ITV never airs one particular episode of The Chase, an expert has revealed. The 52-year-old from Kent has watched more than 2,000 episodes of the show, hosted by Bradley Walsh since 2009.
Keeping an eagle-eye on the programme for well over a decade, the expert has detailed accounts of each episode, from the contestant and Chaser's answering accuracy, the overall prize pots and speed in the final chase.
However, there is one episode he cannot find the stats on. In 2013, as part of a charity special, ITV news presenters Matt Barbet, Charlene White, Romilly Weeks and Alastair Stewart were invited on to the programme.
"But the episode has never been repeated," according to the expert.

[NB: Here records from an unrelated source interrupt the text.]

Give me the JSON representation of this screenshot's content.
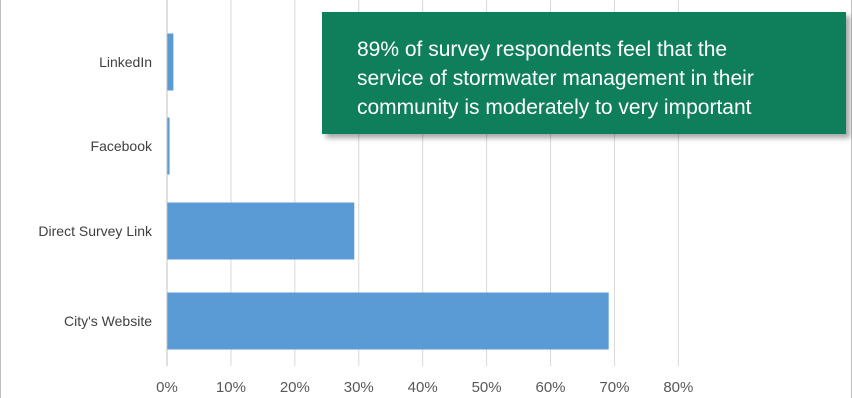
{
  "chart_data": {
    "type": "bar",
    "orientation": "horizontal",
    "categories": [
      "LinkedIn",
      "Facebook",
      "Direct Survey Link",
      "City's Website"
    ],
    "values": [
      1.0,
      0.4,
      29.3,
      69.1
    ],
    "xlim": [
      0,
      80
    ],
    "x_ticks": [
      "0%",
      "10%",
      "20%",
      "30%",
      "40%",
      "50%",
      "60%",
      "70%",
      "80%"
    ],
    "grid": "vertical",
    "bar_color": "#5b9bd5"
  },
  "callout": {
    "lines": [
      "89% of survey respondents feel that the",
      "service of stormwater management in their",
      "community is moderately to very important"
    ],
    "background": "#0f7f5b"
  }
}
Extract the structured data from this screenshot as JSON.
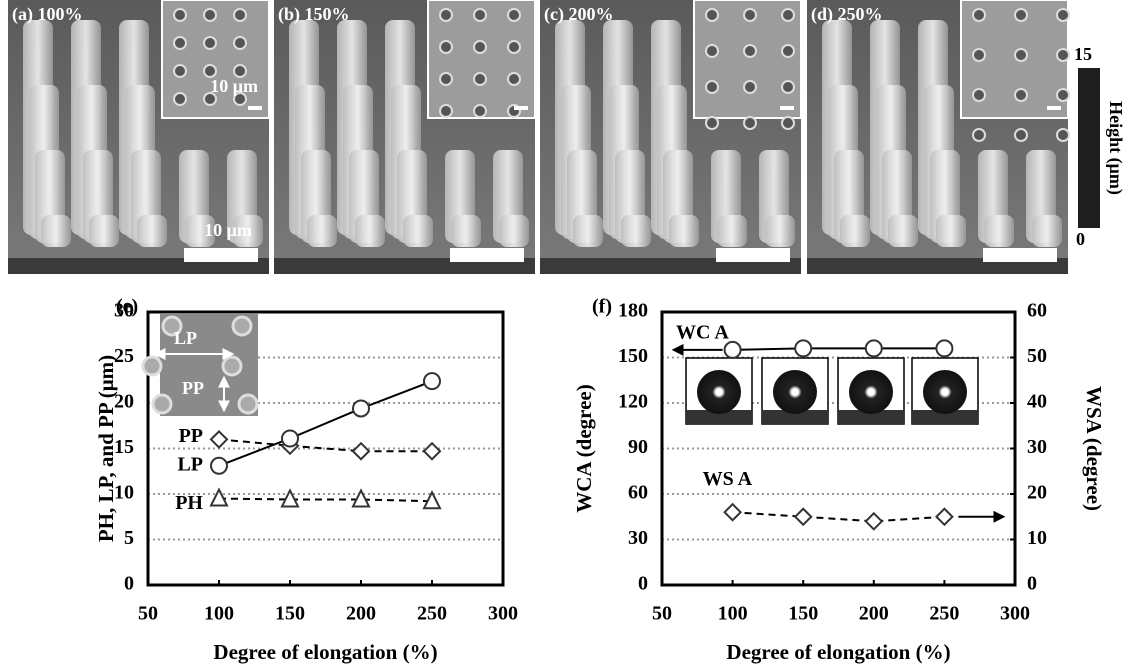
{
  "panels": [
    {
      "label": "(a) 100%",
      "inset_scale": "10 μm",
      "scale": "10 μm"
    },
    {
      "label": "(b) 150%"
    },
    {
      "label": "(c) 200%"
    },
    {
      "label": "(d) 250%"
    }
  ],
  "colorbar": {
    "max": "15",
    "min": "0",
    "label": "Height (μm)"
  },
  "chart_data": [
    {
      "type": "line",
      "panel_label": "(e)",
      "x_label": "Degree of elongation (%)",
      "y_label": "PH, LP, and PP (μm)",
      "inset_labels": [
        "LP",
        "PP"
      ],
      "x": [
        100,
        150,
        200,
        250
      ],
      "series": [
        {
          "name": "PP",
          "color": "#000000",
          "marker": "diamond",
          "dashed": true,
          "values": [
            16.0,
            15.3,
            14.7,
            14.7
          ]
        },
        {
          "name": "LP",
          "color": "#000000",
          "marker": "circle",
          "dashed": false,
          "values": [
            13.1,
            16.1,
            19.4,
            22.4
          ]
        },
        {
          "name": "PH",
          "color": "#000000",
          "marker": "triangle",
          "dashed": true,
          "values": [
            9.5,
            9.4,
            9.4,
            9.2
          ]
        }
      ],
      "xlim": [
        50,
        300
      ],
      "xticks": [
        50,
        100,
        150,
        200,
        250,
        300
      ],
      "ylim": [
        0,
        30
      ],
      "yticks": [
        0,
        5,
        10,
        15,
        20,
        25,
        30
      ],
      "grid": true
    },
    {
      "type": "line",
      "panel_label": "(f)",
      "x_label": "Degree of elongation (%)",
      "y_label": "WCA (degree)",
      "y2_label": "WSA (degree)",
      "x": [
        100,
        150,
        200,
        250
      ],
      "series": [
        {
          "name": "WC A",
          "color": "#000000",
          "marker": "circle",
          "dashed": false,
          "values": [
            155,
            156,
            156,
            156
          ]
        },
        {
          "name": "WS A",
          "color": "#000000",
          "marker": "diamond",
          "dashed": true,
          "axis": "y2",
          "values": [
            16,
            15,
            14,
            15
          ]
        }
      ],
      "xlim": [
        50,
        300
      ],
      "xticks": [
        50,
        100,
        150,
        200,
        250,
        300
      ],
      "ylim": [
        0,
        180
      ],
      "yticks": [
        0,
        30,
        60,
        90,
        120,
        150,
        180
      ],
      "y2lim": [
        0,
        60
      ],
      "y2ticks": [
        0,
        10,
        20,
        30,
        40,
        50,
        60
      ],
      "grid": true
    }
  ]
}
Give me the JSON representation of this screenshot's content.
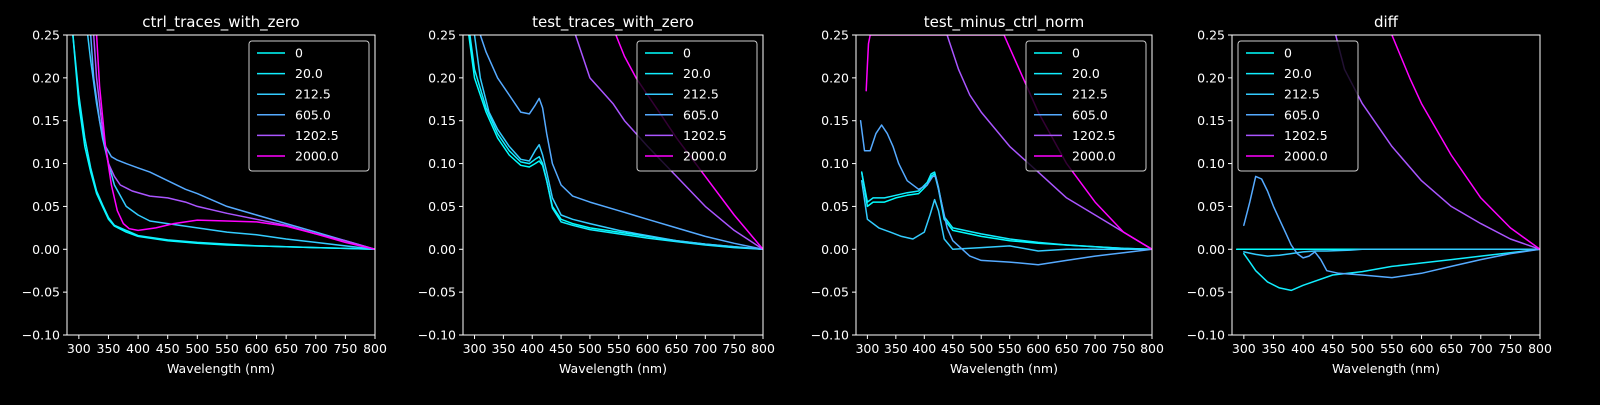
{
  "chart_data": [
    {
      "type": "line",
      "title": "ctrl_traces_with_zero",
      "xlabel": "Wavelength (nm)",
      "ylabel": "",
      "xlim": [
        280,
        800
      ],
      "ylim": [
        -0.1,
        0.25
      ],
      "xticks": [
        300,
        350,
        400,
        450,
        500,
        550,
        600,
        650,
        700,
        750,
        800
      ],
      "yticks": [
        -0.1,
        -0.05,
        0.0,
        0.05,
        0.1,
        0.15,
        0.2,
        0.25
      ],
      "ytick_labels": [
        "−0.10",
        "−0.05",
        "0.00",
        "0.05",
        "0.10",
        "0.15",
        "0.20",
        "0.25"
      ],
      "legend": "top-right",
      "series": [
        {
          "name": "0",
          "color": "#00ffff",
          "x": [
            290,
            300,
            310,
            320,
            330,
            340,
            350,
            360,
            380,
            400,
            450,
            500,
            550,
            600,
            650,
            700,
            750,
            800
          ],
          "y": [
            0.25,
            0.17,
            0.12,
            0.09,
            0.065,
            0.05,
            0.035,
            0.027,
            0.02,
            0.015,
            0.01,
            0.007,
            0.005,
            0.004,
            0.003,
            0.002,
            0.001,
            0.0
          ]
        },
        {
          "name": "20.0",
          "color": "#11eeff",
          "x": [
            290,
            300,
            310,
            320,
            330,
            340,
            350,
            360,
            380,
            400,
            450,
            500,
            550,
            600,
            650,
            700,
            750,
            800
          ],
          "y": [
            0.25,
            0.18,
            0.13,
            0.095,
            0.068,
            0.052,
            0.037,
            0.028,
            0.022,
            0.016,
            0.011,
            0.008,
            0.006,
            0.004,
            0.003,
            0.002,
            0.001,
            0.0
          ]
        },
        {
          "name": "212.5",
          "color": "#33ccff",
          "x": [
            315,
            320,
            330,
            340,
            350,
            360,
            380,
            400,
            420,
            450,
            500,
            550,
            600,
            650,
            700,
            750,
            800
          ],
          "y": [
            0.25,
            0.22,
            0.17,
            0.13,
            0.1,
            0.075,
            0.05,
            0.04,
            0.033,
            0.03,
            0.025,
            0.02,
            0.017,
            0.012,
            0.008,
            0.004,
            0.0
          ]
        },
        {
          "name": "605.0",
          "color": "#55aaff",
          "x": [
            320,
            325,
            335,
            345,
            355,
            365,
            380,
            400,
            420,
            450,
            480,
            500,
            550,
            600,
            650,
            700,
            750,
            800
          ],
          "y": [
            0.25,
            0.2,
            0.15,
            0.12,
            0.108,
            0.104,
            0.1,
            0.095,
            0.09,
            0.08,
            0.07,
            0.065,
            0.05,
            0.04,
            0.03,
            0.02,
            0.01,
            0.0
          ]
        },
        {
          "name": "1202.5",
          "color": "#aa55ff",
          "x": [
            325,
            330,
            340,
            350,
            360,
            370,
            390,
            420,
            450,
            480,
            500,
            550,
            600,
            650,
            700,
            750,
            800
          ],
          "y": [
            0.25,
            0.2,
            0.14,
            0.1,
            0.085,
            0.075,
            0.068,
            0.062,
            0.06,
            0.055,
            0.05,
            0.042,
            0.035,
            0.028,
            0.018,
            0.01,
            0.0
          ]
        },
        {
          "name": "2000.0",
          "color": "#ff00ff",
          "x": [
            330,
            335,
            345,
            355,
            365,
            375,
            385,
            400,
            430,
            460,
            480,
            500,
            550,
            600,
            650,
            700,
            750,
            800
          ],
          "y": [
            0.25,
            0.19,
            0.12,
            0.075,
            0.045,
            0.03,
            0.024,
            0.022,
            0.025,
            0.03,
            0.032,
            0.034,
            0.033,
            0.032,
            0.027,
            0.018,
            0.008,
            0.0
          ]
        }
      ]
    },
    {
      "type": "line",
      "title": "test_traces_with_zero",
      "xlabel": "Wavelength (nm)",
      "ylabel": "",
      "xlim": [
        280,
        800
      ],
      "ylim": [
        -0.1,
        0.25
      ],
      "xticks": [
        300,
        350,
        400,
        450,
        500,
        550,
        600,
        650,
        700,
        750,
        800
      ],
      "yticks": [
        -0.1,
        -0.05,
        0.0,
        0.05,
        0.1,
        0.15,
        0.2,
        0.25
      ],
      "ytick_labels": [
        "−0.10",
        "−0.05",
        "0.00",
        "0.05",
        "0.10",
        "0.15",
        "0.20",
        "0.25"
      ],
      "legend": "top-right",
      "series": [
        {
          "name": "0",
          "color": "#00ffff",
          "x": [
            290,
            300,
            320,
            340,
            360,
            380,
            395,
            405,
            412,
            418,
            425,
            435,
            450,
            470,
            500,
            550,
            600,
            650,
            700,
            750,
            800
          ],
          "y": [
            0.25,
            0.2,
            0.16,
            0.13,
            0.11,
            0.098,
            0.096,
            0.1,
            0.103,
            0.098,
            0.08,
            0.05,
            0.035,
            0.03,
            0.025,
            0.02,
            0.015,
            0.01,
            0.006,
            0.003,
            0.0
          ]
        },
        {
          "name": "20.0",
          "color": "#11eeff",
          "x": [
            292,
            300,
            320,
            340,
            360,
            380,
            395,
            405,
            412,
            418,
            425,
            435,
            450,
            470,
            500,
            550,
            600,
            650,
            700,
            750,
            800
          ],
          "y": [
            0.25,
            0.21,
            0.165,
            0.135,
            0.115,
            0.102,
            0.1,
            0.105,
            0.108,
            0.1,
            0.08,
            0.048,
            0.032,
            0.028,
            0.023,
            0.018,
            0.013,
            0.009,
            0.005,
            0.002,
            0.0
          ]
        },
        {
          "name": "212.5",
          "color": "#33ccff",
          "x": [
            300,
            310,
            325,
            340,
            360,
            380,
            395,
            405,
            412,
            418,
            425,
            435,
            450,
            470,
            500,
            550,
            600,
            650,
            700,
            750,
            800
          ],
          "y": [
            0.25,
            0.2,
            0.16,
            0.14,
            0.12,
            0.105,
            0.103,
            0.115,
            0.122,
            0.11,
            0.09,
            0.06,
            0.04,
            0.035,
            0.03,
            0.022,
            0.016,
            0.01,
            0.006,
            0.003,
            0.0
          ]
        },
        {
          "name": "605.0",
          "color": "#55aaff",
          "x": [
            310,
            320,
            340,
            360,
            380,
            395,
            405,
            412,
            418,
            425,
            435,
            450,
            470,
            500,
            550,
            600,
            650,
            700,
            750,
            800
          ],
          "y": [
            0.25,
            0.23,
            0.2,
            0.18,
            0.16,
            0.158,
            0.168,
            0.176,
            0.165,
            0.135,
            0.1,
            0.075,
            0.062,
            0.055,
            0.045,
            0.035,
            0.025,
            0.015,
            0.007,
            0.0
          ]
        },
        {
          "name": "1202.5",
          "color": "#aa55ff",
          "x": [
            475,
            500,
            520,
            540,
            560,
            600,
            650,
            700,
            750,
            800
          ],
          "y": [
            0.25,
            0.2,
            0.185,
            0.17,
            0.15,
            0.12,
            0.085,
            0.05,
            0.022,
            0.0
          ]
        },
        {
          "name": "2000.0",
          "color": "#ff00ff",
          "x": [
            545,
            560,
            580,
            600,
            620,
            650,
            700,
            750,
            800
          ],
          "y": [
            0.25,
            0.225,
            0.2,
            0.18,
            0.16,
            0.13,
            0.085,
            0.04,
            0.0
          ]
        }
      ]
    },
    {
      "type": "line",
      "title": "test_minus_ctrl_norm",
      "xlabel": "Wavelength (nm)",
      "ylabel": "",
      "xlim": [
        280,
        800
      ],
      "ylim": [
        -0.1,
        0.25
      ],
      "xticks": [
        300,
        350,
        400,
        450,
        500,
        550,
        600,
        650,
        700,
        750,
        800
      ],
      "yticks": [
        -0.1,
        -0.05,
        0.0,
        0.05,
        0.1,
        0.15,
        0.2,
        0.25
      ],
      "ytick_labels": [
        "−0.10",
        "−0.05",
        "0.00",
        "0.05",
        "0.10",
        "0.15",
        "0.20",
        "0.25"
      ],
      "legend": "top-right",
      "series": [
        {
          "name": "0",
          "color": "#00ffff",
          "x": [
            290,
            300,
            310,
            330,
            350,
            370,
            390,
            405,
            412,
            418,
            425,
            435,
            450,
            500,
            550,
            600,
            650,
            700,
            750,
            800
          ],
          "y": [
            0.09,
            0.05,
            0.055,
            0.055,
            0.06,
            0.063,
            0.065,
            0.075,
            0.085,
            0.088,
            0.07,
            0.035,
            0.022,
            0.015,
            0.01,
            0.007,
            0.005,
            0.003,
            0.001,
            0.0
          ]
        },
        {
          "name": "20.0",
          "color": "#11eeff",
          "x": [
            290,
            300,
            310,
            330,
            350,
            370,
            390,
            405,
            412,
            418,
            425,
            435,
            450,
            500,
            550,
            600,
            650,
            700,
            750,
            800
          ],
          "y": [
            0.09,
            0.055,
            0.06,
            0.06,
            0.063,
            0.066,
            0.068,
            0.078,
            0.088,
            0.09,
            0.072,
            0.038,
            0.025,
            0.018,
            0.012,
            0.008,
            0.005,
            0.003,
            0.001,
            0.0
          ]
        },
        {
          "name": "212.5",
          "color": "#33ccff",
          "x": [
            290,
            300,
            320,
            340,
            360,
            380,
            400,
            410,
            418,
            425,
            435,
            450,
            500,
            550,
            600,
            650,
            700,
            750,
            800
          ],
          "y": [
            0.08,
            0.035,
            0.025,
            0.02,
            0.015,
            0.012,
            0.02,
            0.04,
            0.058,
            0.045,
            0.012,
            0.0,
            0.002,
            0.004,
            -0.002,
            0.0,
            0.0,
            0.0,
            0.0
          ]
        },
        {
          "name": "605.0",
          "color": "#55aaff",
          "x": [
            288,
            295,
            305,
            315,
            325,
            335,
            345,
            355,
            370,
            390,
            405,
            415,
            420,
            430,
            440,
            450,
            480,
            500,
            550,
            600,
            650,
            700,
            750,
            800
          ],
          "y": [
            0.15,
            0.115,
            0.115,
            0.135,
            0.145,
            0.135,
            0.12,
            0.1,
            0.08,
            0.07,
            0.075,
            0.085,
            0.085,
            0.055,
            0.025,
            0.01,
            -0.008,
            -0.013,
            -0.015,
            -0.018,
            -0.013,
            -0.008,
            -0.004,
            0.0
          ]
        },
        {
          "name": "1202.5",
          "color": "#aa55ff",
          "x": [
            440,
            460,
            480,
            500,
            550,
            600,
            650,
            700,
            750,
            800
          ],
          "y": [
            0.25,
            0.21,
            0.18,
            0.16,
            0.12,
            0.09,
            0.06,
            0.04,
            0.02,
            0.0
          ]
        },
        {
          "name": "2000.0",
          "color": "#ff00ff",
          "x": [
            298,
            300,
            302,
            305,
            540,
            560,
            600,
            650,
            700,
            750,
            800
          ],
          "y": [
            0.185,
            0.215,
            0.24,
            0.25,
            0.25,
            0.22,
            0.16,
            0.1,
            0.055,
            0.02,
            0.0
          ]
        }
      ]
    },
    {
      "type": "line",
      "title": "diff",
      "xlabel": "Wavelength (nm)",
      "ylabel": "",
      "xlim": [
        280,
        800
      ],
      "ylim": [
        -0.1,
        0.25
      ],
      "xticks": [
        300,
        350,
        400,
        450,
        500,
        550,
        600,
        650,
        700,
        750,
        800
      ],
      "yticks": [
        -0.1,
        -0.05,
        0.0,
        0.05,
        0.1,
        0.15,
        0.2,
        0.25
      ],
      "ytick_labels": [
        "−0.10",
        "−0.05",
        "0.00",
        "0.05",
        "0.10",
        "0.15",
        "0.20",
        "0.25"
      ],
      "legend": "top-left",
      "series": [
        {
          "name": "0",
          "color": "#00ffff",
          "x": [
            288,
            800
          ],
          "y": [
            0.0,
            0.0
          ]
        },
        {
          "name": "20.0",
          "color": "#11eeff",
          "x": [
            300,
            310,
            320,
            340,
            360,
            380,
            400,
            450,
            500,
            550,
            600,
            650,
            700,
            750,
            800
          ],
          "y": [
            -0.005,
            -0.015,
            -0.025,
            -0.038,
            -0.045,
            -0.048,
            -0.042,
            -0.03,
            -0.026,
            -0.02,
            -0.016,
            -0.012,
            -0.008,
            -0.004,
            0.0
          ]
        },
        {
          "name": "212.5",
          "color": "#33ccff",
          "x": [
            300,
            320,
            340,
            360,
            380,
            400,
            420,
            440,
            480,
            500,
            550,
            600,
            650,
            700,
            750,
            800
          ],
          "y": [
            -0.003,
            -0.006,
            -0.008,
            -0.007,
            -0.005,
            -0.003,
            -0.002,
            -0.002,
            -0.001,
            0.0,
            0.0,
            0.0,
            0.0,
            0.0,
            0.0,
            0.0
          ]
        },
        {
          "name": "605.0",
          "color": "#55aaff",
          "x": [
            300,
            310,
            320,
            330,
            340,
            350,
            360,
            370,
            380,
            390,
            400,
            410,
            420,
            430,
            440,
            460,
            500,
            550,
            600,
            650,
            700,
            750,
            800
          ],
          "y": [
            0.028,
            0.055,
            0.085,
            0.082,
            0.068,
            0.05,
            0.035,
            0.02,
            0.005,
            -0.005,
            -0.01,
            -0.008,
            -0.003,
            -0.012,
            -0.025,
            -0.028,
            -0.03,
            -0.033,
            -0.028,
            -0.02,
            -0.012,
            -0.005,
            0.0
          ]
        },
        {
          "name": "1202.5",
          "color": "#aa55ff",
          "x": [
            455,
            470,
            500,
            550,
            600,
            650,
            700,
            750,
            800
          ],
          "y": [
            0.25,
            0.21,
            0.17,
            0.12,
            0.08,
            0.05,
            0.03,
            0.012,
            0.0
          ]
        },
        {
          "name": "2000.0",
          "color": "#ff00ff",
          "x": [
            550,
            580,
            600,
            650,
            700,
            750,
            800
          ],
          "y": [
            0.25,
            0.2,
            0.17,
            0.11,
            0.06,
            0.025,
            0.0
          ]
        }
      ]
    }
  ]
}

He said: "Occasionally they have an episode which isn't part of the regular production. Most of the episodes fall into the daytime series or the celebrity series, but the Text Santa episode was a standalone and that's why it's never been repeated."
"It had all the Text Santa logos and phone numbers all over it telling you how you could text in. So they would need to do a bit of work to pixelate various parts of that.
The expert added to Mail Online: "There was a previous Text Santa episode, but I think that one was just part of the regular series, so that one has been repeated on Challenge and so on."
The superfan only started collecting data from the programme in 2016, two years after he first started watching it.
"It's possibly over 1000 episodes that I hadn't documented that I then had to go back and watch. So that was obviously quite a time consuming thing to do," he explained. "But at that stage, I was into the project, and I was quite happy to watch them all."
A renowned expert on The Chase, the superfan has managed to sit in the studio audience on three occasions to watch filming.
He explained how the 48-minute programme that viewers see on screen is cut down from more than three hours of footage.
"There's little things. When Bradley first chats to the contestant, that's a lot longer than they ever edit for TV," he revealed. "When he's asking the questions, he's at a podium, but when you do the next bit at the table, the podium is not in the shot anymore. So there's little things they have to do to rearrange the set."
He also shared that both contestants or audience members can challenge an answer if they believe it is incorrect and take it to an independent adjudicator.
The expert said: "Sometimes it'll happen in a cash builder, and sometimes it'll happen at the end, there'll be a slight pause where Brad is waiting for the adjudicator to verify whether an answer came in time or not."